With all the emphasis take-over rumors and scenarios and quick profits, and the omission of any explicit reference to credit quality, I'd have to rate this article as a "puff piece." Caveat emptor.
A&P operates in a tough competitive environment. IMHO, GAP and GAJ have been rising on take-over rumors, not on sound fundamentals. Just my opinion.
On Nov 23 01:16 PM bear_mkt wrote:
> These A&P bonds aren't "very unique." There are plenty of other
> bond-based trust-preferreds out there in $25 denominations.
>
> I would disagree that these are "appropriate" investments for most
> investors for long and short term holdings. The GAJ bonds are rated
> junk, Caa1/CCC. If you search around, you can find better credits.
>
>
> With all the emphasis take-over rumors and scenarios and quick profits,
> and the omission of any explicit reference to credit quality, I'd
> have to rate this article as a "puff piece." Caveat emptor.
>
> A&P operates in a tough competitive environment. IMHO, GAP and
> GAJ have been rising on take-over rumors, not on sound fundamentals.
> Just my opinion.
GAP was highlighted as one of 3 stocks to sell on Smart Money, citing a BMO Capital analyst who dismissed the merger stories in the German press as "comments...likely made 'to keep A&P’s stock price at the current, lofty levels' and that considering a merger is far easier than finding a buyer."
GAP's fundamentals are weak. How weak? Let's put it this way. I'm long GAJ, but I do my shopping at Shop-Rite. Beautiful stores with no customers is not a winning business model.
I like GAJ, but they are speculative at best.
Just my opinion
In the short run, the return of around 10% is attractive in of itself. You don't get that kind of clip off a typical investment these days without accepting a reasonable amount of risk (not to say it does not exist here).

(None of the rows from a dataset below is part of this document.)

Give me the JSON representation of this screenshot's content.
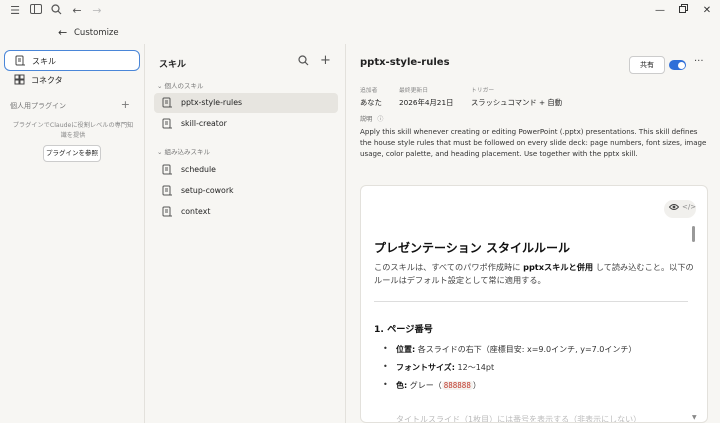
{
  "titlebar": {
    "icons": [
      "menu-icon",
      "sidebar-icon",
      "search-icon",
      "back-arrow-icon",
      "forward-arrow-icon"
    ],
    "window_controls": [
      "minimize-icon",
      "restore-icon",
      "close-icon"
    ]
  },
  "customize": {
    "label": "Customize"
  },
  "sidebar": {
    "items": [
      {
        "label": "スキル",
        "icon": "skill-icon",
        "active": true
      },
      {
        "label": "コネクタ",
        "icon": "connector-icon",
        "active": false
      }
    ],
    "plugins_heading": "個人用プラグイン",
    "plugins_desc": "プラグインでClaudeに役割レベルの専門知識を提供",
    "browse_button": "プラグインを参照"
  },
  "middle": {
    "title": "スキル",
    "personal_heading": "個人のスキル",
    "personal_skills": [
      {
        "label": "pptx-style-rules",
        "active": true
      },
      {
        "label": "skill-creator",
        "active": false
      }
    ],
    "builtin_heading": "組み込みスキル",
    "builtin_skills": [
      {
        "label": "schedule"
      },
      {
        "label": "setup-cowork"
      },
      {
        "label": "context"
      }
    ]
  },
  "detail": {
    "name": "pptx-style-rules",
    "share_label": "共有",
    "enabled": true,
    "meta": {
      "added_by_label": "追加者",
      "added_by": "あなた",
      "updated_label": "最終更新日",
      "updated": "2026年4月21日",
      "trigger_label": "トリガー",
      "trigger": "スラッシュコマンド + 自動"
    },
    "desc_label": "説明",
    "description": "Apply this skill whenever creating or editing PowerPoint (.pptx) presentations. This skill defines the house style rules that must be followed on every slide deck: page numbers, font sizes, image usage, color palette, and heading placement. Use together with the pptx skill."
  },
  "doc": {
    "h1": "プレゼンテーション スタイルルール",
    "intro_pre": "このスキルは、すべてのパワポ作成時に ",
    "intro_bold": "pptxスキルと併用",
    "intro_post": " して読み込むこと。以下のルールはデフォルト設定として常に適用する。",
    "h2": "1. ページ番号",
    "bullets": [
      {
        "bold": "位置:",
        "text": " 各スライドの右下（座標目安: x=9.0インチ, y=7.0インチ）"
      },
      {
        "bold": "フォントサイズ:",
        "text": " 12〜14pt"
      },
      {
        "bold": "色:",
        "text": " グレー（",
        "code": "888888",
        "tail": "）"
      }
    ],
    "cut_line": "タイトルスライド（1枚目）には番号を表示する（非表示にしない）"
  }
}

Eventually, I see a couple of longer term outcomes that raise some worries. First, if GAP flounders and ultimately goes belly up, I have not crunched and extrapolated the numbers to get a sense of what the holders of this debt might expect to get. Has anyone done the math on this? Second, I am in the camp that says that we will run into inflationary problems before too long, and bond values will drop as rates ratchet up. So, if I were to jump into GAJ, I don't see the case to be holding it for more than about 6 months or a year.